I read this book for the Mount TBR reading challenge 2014.

The Russia House – John Le Carre, 1989

Barley Blair a hard-drinking down-at-heels publisher. Purely by a chance drunken encounter during a strip to the perestroika-era USSR, Blair impresses Goethe, a dissident scientist that works in the weapons industry. Goethe implies Sov weapons technology works about as well as it nuclear industry, but that the lower levels constantly talk blue-skies to the upper levels. The British and American spy agencies are tantalized at the prospect of getting a live source. They press Blair to return to Russia, contact Goethe, and pump him for more intelligence. As we would expect, Blair resents being exploited and falls in love with a Russian woman besides. His going off the rails is chronicled in this interesting and involved novel disguised as a spy story.

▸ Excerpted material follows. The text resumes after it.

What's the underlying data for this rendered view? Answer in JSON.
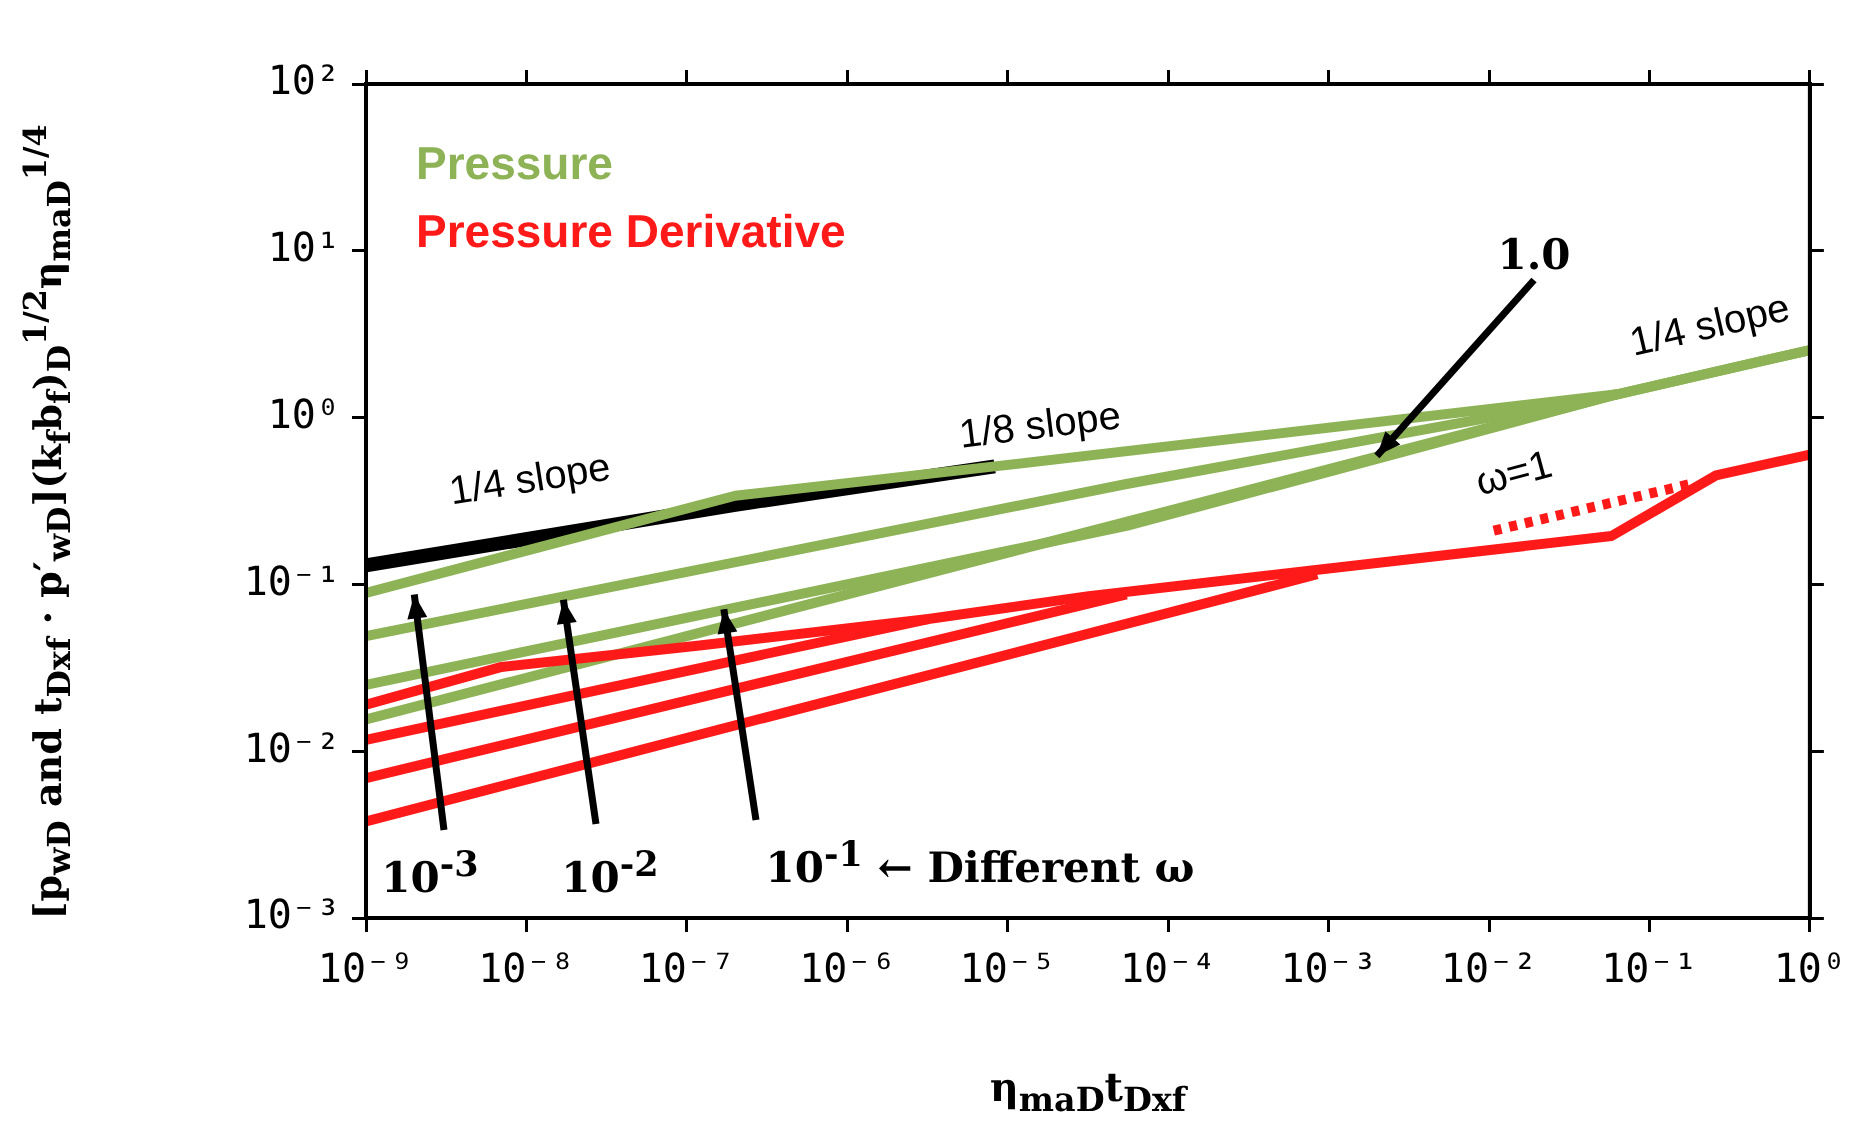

The story is told in first person by the tame legal adviser to British intelligence – think a bureaucrat,  ever ready to tell his superiors what they want to hear. He surveys the nothingness of his personal life and his flight into the secret world through Blair’s story.

This novel is good, worth reading though lacking the compulsive draw of barn-burners such as The Honorable Schoolboy, The Perfect Spy, and the incredible The Night Manager. The movie made from this book starred Sean Connery, miscast in the lead, and Michelle Pfeiffer –meh as the female lead.